SWEENEY TODD - THE DEMON BARBER OF FLEET STREET (2007) (****)
Sometimes a great film comes from the melding of the right content with the right artist, and with SWEENEY TODD this is the case. I can't think of a better director to bring Stephen Sondheim's classic dark musical to the screen than Tim Burton. Having never seen a stage production, I cannot comment on changes, but what is brought to the screen is magnificent. This is the kind of big entertainment that puts excites an audience's faces, making them remember how fun going to movies can be. Some may get hung up on the copious amount of blood, but I think it's all bloody brilliant.

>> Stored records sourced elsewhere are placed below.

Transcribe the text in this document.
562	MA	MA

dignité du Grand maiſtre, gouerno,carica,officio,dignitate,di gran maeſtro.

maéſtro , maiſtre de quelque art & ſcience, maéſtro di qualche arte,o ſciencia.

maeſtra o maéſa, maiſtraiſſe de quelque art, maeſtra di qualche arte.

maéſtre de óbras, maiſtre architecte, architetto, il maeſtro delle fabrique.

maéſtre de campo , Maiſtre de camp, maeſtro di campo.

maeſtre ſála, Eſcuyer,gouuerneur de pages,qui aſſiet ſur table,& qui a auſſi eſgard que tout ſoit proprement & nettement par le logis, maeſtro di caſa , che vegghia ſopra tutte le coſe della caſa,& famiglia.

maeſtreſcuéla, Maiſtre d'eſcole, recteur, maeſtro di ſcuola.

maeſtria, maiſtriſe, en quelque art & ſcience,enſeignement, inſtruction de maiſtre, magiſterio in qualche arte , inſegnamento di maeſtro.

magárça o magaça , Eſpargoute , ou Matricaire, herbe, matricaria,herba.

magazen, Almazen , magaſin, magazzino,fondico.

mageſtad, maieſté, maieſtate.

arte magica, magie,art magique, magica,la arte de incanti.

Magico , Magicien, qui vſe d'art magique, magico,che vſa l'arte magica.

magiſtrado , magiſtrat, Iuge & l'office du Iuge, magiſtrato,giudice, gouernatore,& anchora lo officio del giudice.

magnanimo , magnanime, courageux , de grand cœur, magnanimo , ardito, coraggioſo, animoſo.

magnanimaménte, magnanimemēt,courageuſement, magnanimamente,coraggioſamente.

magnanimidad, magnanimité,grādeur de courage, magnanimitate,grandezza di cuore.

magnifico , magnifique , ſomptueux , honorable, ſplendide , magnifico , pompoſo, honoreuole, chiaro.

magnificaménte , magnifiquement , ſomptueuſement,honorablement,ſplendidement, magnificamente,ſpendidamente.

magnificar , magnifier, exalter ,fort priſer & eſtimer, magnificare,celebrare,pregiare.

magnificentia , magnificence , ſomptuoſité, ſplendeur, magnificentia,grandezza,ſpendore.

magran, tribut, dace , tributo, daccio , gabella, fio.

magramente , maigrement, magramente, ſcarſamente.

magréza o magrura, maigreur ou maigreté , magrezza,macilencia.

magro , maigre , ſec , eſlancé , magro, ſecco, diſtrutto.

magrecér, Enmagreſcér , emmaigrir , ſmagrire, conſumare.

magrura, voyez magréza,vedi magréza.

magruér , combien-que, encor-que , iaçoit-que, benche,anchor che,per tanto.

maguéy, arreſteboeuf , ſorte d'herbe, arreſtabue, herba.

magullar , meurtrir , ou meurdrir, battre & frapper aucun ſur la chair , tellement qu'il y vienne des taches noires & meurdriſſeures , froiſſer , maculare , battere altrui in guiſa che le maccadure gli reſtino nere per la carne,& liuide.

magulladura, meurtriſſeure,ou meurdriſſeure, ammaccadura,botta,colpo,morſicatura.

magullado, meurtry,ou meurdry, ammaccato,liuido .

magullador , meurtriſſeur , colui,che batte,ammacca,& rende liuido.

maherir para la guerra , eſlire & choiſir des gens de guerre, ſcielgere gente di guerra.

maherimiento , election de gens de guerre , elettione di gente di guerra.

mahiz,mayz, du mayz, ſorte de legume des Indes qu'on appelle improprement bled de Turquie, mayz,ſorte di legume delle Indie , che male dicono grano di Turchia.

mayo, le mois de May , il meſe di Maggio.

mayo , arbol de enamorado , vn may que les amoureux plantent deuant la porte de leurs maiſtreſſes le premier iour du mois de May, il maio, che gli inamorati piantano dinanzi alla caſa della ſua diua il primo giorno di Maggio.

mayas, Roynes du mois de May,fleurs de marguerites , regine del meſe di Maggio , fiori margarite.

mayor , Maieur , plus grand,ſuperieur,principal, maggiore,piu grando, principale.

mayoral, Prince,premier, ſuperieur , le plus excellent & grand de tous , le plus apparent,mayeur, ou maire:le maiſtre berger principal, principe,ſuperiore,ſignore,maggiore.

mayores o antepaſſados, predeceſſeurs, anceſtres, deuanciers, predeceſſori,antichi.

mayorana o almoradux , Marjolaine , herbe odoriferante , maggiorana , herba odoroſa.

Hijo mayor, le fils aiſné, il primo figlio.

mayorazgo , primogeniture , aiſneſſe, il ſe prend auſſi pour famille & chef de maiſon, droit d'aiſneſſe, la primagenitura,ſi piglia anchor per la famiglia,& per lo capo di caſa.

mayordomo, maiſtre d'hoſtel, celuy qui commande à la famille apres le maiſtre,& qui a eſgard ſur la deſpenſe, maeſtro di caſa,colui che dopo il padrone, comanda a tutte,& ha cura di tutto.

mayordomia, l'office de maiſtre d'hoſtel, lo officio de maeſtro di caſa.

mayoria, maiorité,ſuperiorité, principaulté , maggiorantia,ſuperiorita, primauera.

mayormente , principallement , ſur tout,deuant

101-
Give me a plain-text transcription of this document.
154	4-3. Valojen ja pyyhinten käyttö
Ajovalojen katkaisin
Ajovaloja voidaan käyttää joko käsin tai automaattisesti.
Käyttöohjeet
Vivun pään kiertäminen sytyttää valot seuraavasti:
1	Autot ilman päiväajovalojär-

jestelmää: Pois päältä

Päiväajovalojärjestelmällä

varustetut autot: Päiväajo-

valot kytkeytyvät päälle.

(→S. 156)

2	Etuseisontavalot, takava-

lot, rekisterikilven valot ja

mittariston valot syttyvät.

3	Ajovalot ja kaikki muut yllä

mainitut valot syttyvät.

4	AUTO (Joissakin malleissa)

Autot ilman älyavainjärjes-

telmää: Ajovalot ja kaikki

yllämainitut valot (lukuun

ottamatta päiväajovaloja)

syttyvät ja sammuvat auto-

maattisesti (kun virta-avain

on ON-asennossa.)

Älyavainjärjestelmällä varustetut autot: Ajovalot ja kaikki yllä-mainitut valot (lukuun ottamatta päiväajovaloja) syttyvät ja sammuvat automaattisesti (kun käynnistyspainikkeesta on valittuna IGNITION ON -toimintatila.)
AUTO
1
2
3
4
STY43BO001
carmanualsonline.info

After years in exile, barber Benjamin Barker returns to London as the bitter and vengeful Sweeney Todd (Johnny Depp, EDWARD SCISSORHANDS). His dark view of the city is in contrast to the wide-eyed optimism of young sailor Anthony Hope (Jamie Campbell Bower), who befriends Todd on their sea voyage together. Returning to his old flat, Todd finds the pie maker Mrs. Lovett (Helena Bonham Carter, HOWARDS END) ready to assist the blood thirsty barber in his revenge against Judge Turpin (Alan Rickman, SENSE & SENSIBILITY) and his lackey Beadle Bamford (Timothy Spall, SECRETS & LIES) for wrongly impressing him, which lead to Todd losing his wife and child, Johanna (Jayne Wisener), who is now the teenage ward of the vile judge. Along this campaign of revenge, Todd will face various obstacles including rival barber Signor Adolfo Pirelli (Sacha Baron Cohen, BORAT), who abuses his young assistant Tobias (Ed Sanders).